Art is all around us in California—whether it’s whizzing by on the side of a city bus or brightening the facade of a once-dingy building.
Thanks to new technology and increased support for unconventional public art, more people have more access to music, visual art, and theater than ever before. In communities like Fresno and Merced, for example, art hop events draw huge crowds eager for both an aesthetic experience and community. In advance of the Zócalo/James Irvine Foundation event in Fresno, “Where Does Art Reach Us?”, we asked local art aficionados the following question: What’s your favorite non-traditional place in the Central Valley to experience art?
I enjoy experiencing art in downtown Fresno, which is currently being transformed by both urban redevelopment and new art venues. Take a stroll through Fulton Mall and the pedestrian pathway will take you past bronze statues by both a local artist (Clement Renzi) and a world-famous one (Auguste Renoir). When I traverse the mall, I enjoy the juxtaposition of these older artworks alongside new art galleries, studios, and contemporary public art.
I especially look for mural art, which is thriving in several areas of our city due to the artistic vision and energy of young artists. I deliberately take routes that allow me to pass by the colorful murals adorning the walls of downtown buildings. These murals vary in style—from graffiti-inspired works to those in the tradition of Diego Rivera. I love checking the progress of murals as they are being created. I’ll occasionally stop and talk to the artists, some of whom have been my students at Fresno City College.
Fresno has been enlivened by neighborhoods where artists and art thrive. Public art adds character and content to streets that are otherwise generic and bland. The creative intervention of artists to improve this city encourages and inspires me as I move through Fresno.
Susana Sosa is an art history instructor at Fresno City College.
Art, for me, happens above 10,000 feet. There, I find it in the purest sense: mostly rock, a few alpine meadows, brilliant blue lakes, magnificent glacial carved peaks, and sparkling streams, all dotted with a few snow-bent pines. Add to that a slight Sierra breeze, the feel of granite rock, and millions of stars at night in an indigo sky. I remember several glorious days in the High Sierra. I took a celebratory dip in the icy lake; evenings, I watched as alpenglow colored the peaks from gray to orange to bright pink, and back again. (Later, I painted that memory.)
Heather Anderson is an artist, former educator, and environmentalist who paints about what she works to protect.
I love museums and galleries, but natural or outdoor art (sculptures, parks, ruins, and murals) move me most. In Fresno, the non-traditional place where I enjoy art most has gorgeous, red brick buildings and a library with high ceilings, pillars, and large, old wood desks. It has fountains and plenty of green trees. The place is Fresno City College.

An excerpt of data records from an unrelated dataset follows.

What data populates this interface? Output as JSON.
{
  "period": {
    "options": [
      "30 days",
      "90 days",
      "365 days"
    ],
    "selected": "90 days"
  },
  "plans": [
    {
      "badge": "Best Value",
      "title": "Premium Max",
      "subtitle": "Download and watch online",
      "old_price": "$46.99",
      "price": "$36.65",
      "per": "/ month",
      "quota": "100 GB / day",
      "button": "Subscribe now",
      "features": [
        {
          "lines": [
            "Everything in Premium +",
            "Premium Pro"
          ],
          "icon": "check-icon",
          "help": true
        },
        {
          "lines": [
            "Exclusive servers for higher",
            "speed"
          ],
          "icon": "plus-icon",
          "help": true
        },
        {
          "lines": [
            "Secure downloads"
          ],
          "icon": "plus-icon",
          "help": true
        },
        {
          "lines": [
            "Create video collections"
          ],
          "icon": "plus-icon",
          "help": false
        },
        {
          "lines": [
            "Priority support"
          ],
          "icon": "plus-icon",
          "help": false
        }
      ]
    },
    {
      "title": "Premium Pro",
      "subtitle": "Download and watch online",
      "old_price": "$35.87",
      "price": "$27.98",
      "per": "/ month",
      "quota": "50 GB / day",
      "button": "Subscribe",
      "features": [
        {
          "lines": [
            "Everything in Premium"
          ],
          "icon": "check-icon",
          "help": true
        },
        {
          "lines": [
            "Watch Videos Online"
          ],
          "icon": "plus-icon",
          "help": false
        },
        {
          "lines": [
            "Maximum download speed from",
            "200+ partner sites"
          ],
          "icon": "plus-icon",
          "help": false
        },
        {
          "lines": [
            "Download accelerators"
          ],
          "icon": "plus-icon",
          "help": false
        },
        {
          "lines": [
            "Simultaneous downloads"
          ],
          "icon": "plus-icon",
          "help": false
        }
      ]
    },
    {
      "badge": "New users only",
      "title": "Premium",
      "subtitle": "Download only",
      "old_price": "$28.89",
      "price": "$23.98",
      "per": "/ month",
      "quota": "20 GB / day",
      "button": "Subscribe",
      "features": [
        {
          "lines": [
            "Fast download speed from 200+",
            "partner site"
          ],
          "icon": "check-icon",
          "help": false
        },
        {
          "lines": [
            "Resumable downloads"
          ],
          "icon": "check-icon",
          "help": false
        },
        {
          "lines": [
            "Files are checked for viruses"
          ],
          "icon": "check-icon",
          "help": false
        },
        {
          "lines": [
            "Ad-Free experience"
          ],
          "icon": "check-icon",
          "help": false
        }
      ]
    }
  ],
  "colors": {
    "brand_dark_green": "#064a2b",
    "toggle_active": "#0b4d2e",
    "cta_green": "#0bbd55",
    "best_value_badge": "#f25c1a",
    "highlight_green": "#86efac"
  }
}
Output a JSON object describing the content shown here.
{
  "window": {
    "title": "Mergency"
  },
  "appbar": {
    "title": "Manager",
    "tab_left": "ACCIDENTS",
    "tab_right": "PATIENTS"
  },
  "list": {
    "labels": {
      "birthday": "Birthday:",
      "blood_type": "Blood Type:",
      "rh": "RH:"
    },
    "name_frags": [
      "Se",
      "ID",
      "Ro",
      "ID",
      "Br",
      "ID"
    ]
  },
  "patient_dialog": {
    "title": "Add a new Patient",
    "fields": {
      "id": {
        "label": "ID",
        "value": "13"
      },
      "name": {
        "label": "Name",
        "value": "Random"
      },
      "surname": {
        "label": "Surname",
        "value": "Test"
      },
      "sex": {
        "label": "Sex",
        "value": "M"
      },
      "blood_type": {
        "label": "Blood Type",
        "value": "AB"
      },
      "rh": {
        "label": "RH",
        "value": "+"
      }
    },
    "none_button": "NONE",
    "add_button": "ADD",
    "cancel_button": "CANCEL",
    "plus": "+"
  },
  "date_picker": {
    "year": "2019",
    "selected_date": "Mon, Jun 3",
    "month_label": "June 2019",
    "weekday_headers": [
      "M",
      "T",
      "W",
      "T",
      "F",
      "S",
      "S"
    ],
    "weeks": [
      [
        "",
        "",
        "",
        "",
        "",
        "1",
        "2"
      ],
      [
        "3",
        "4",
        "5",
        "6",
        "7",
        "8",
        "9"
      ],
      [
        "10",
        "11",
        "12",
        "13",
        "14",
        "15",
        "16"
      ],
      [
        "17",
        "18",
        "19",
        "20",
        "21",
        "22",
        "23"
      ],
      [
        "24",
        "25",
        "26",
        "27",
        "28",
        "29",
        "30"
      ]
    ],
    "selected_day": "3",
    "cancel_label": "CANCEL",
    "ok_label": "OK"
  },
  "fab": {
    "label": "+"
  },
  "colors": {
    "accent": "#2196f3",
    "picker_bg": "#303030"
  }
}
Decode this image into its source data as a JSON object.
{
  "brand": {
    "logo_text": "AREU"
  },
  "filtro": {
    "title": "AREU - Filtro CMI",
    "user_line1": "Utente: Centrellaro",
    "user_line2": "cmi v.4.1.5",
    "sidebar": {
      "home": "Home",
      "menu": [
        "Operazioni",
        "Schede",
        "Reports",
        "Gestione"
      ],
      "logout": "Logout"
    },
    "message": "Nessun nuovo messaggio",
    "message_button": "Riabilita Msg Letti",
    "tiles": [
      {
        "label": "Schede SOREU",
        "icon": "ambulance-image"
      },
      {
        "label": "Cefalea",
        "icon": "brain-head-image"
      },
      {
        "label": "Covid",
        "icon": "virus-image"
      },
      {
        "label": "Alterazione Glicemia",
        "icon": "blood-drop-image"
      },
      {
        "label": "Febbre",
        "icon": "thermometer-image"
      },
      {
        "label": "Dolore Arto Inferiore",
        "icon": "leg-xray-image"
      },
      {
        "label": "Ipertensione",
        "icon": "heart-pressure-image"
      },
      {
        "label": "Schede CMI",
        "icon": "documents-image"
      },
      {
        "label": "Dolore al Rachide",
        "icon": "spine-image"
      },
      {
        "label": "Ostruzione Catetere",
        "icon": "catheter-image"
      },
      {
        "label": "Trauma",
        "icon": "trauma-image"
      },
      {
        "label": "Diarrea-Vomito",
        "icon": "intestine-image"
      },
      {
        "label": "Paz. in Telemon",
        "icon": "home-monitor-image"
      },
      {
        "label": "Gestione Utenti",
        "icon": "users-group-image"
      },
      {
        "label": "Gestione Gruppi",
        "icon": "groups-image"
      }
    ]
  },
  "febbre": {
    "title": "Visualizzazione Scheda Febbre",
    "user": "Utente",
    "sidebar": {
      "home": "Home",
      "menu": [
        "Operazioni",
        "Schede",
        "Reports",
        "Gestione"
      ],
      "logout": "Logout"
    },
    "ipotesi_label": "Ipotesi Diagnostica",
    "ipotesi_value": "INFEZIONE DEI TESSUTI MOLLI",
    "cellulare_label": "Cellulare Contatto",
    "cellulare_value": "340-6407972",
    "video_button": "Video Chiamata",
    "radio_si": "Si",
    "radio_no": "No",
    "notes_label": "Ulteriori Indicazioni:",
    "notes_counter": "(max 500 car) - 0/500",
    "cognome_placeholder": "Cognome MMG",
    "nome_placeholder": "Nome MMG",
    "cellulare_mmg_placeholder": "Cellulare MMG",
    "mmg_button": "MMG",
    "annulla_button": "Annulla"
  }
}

City, as it is known in Fresno, is the oldest two-year college in the entire state and the second-oldest in the country. The architecture is art in and of itself. You would be hard pressed to find such beautiful, massive red brick buildings anywhere in California’s Central Valley. Fresno City College houses the Art Space Gallery, first-rate dance, art, poetry, and theater arts faculty and students, murals and sculptures, stunning courtyards inside the two-story Historic Old Administration Building, and the Gary Soto Literary Museum. Full disclosure: I have taught at Fresno City College since 1997. It is where dreams become reality. It is where I have looked out my office window for years and gained inspiration for poems. It is a place where poetry, music, and art flourish year after year, transforming people’s lives one beautiful vision at a time.
Lee Herrick is the author of Gardening Secrets of the Dead and This Many Miles from Desire. His poems and essays have appeared in The Bloomsbury Review, Highway 99: A Literary Journey Through California’s Great Central Valley, second edition, and Indivisible: Poems of Social Justice, among others. He lives in Fresno, California and teaches at Fresno City College and in the low-residency MFA Program at Sierra Nevada College.
My favorite non-traditional place to experience art in the Central Valley is in the rehearsals of any one of our numerous school, church, and community choirs. Choruses are the ultimate democratic artistic experience. The choruses in the Central Valley welcome singers of a variety of ages, backgrounds, training, and wealth. After all, everyone sings. The experience is so powerful that the group literally breathes together!
Anna Hamre is the director of choral activities at Fresno State University and the artistic director of the Fresno Community Chorus Master Chorale. These groups frequently collaborate with other ensembles, including the Fresno Philharmonic Orchestra.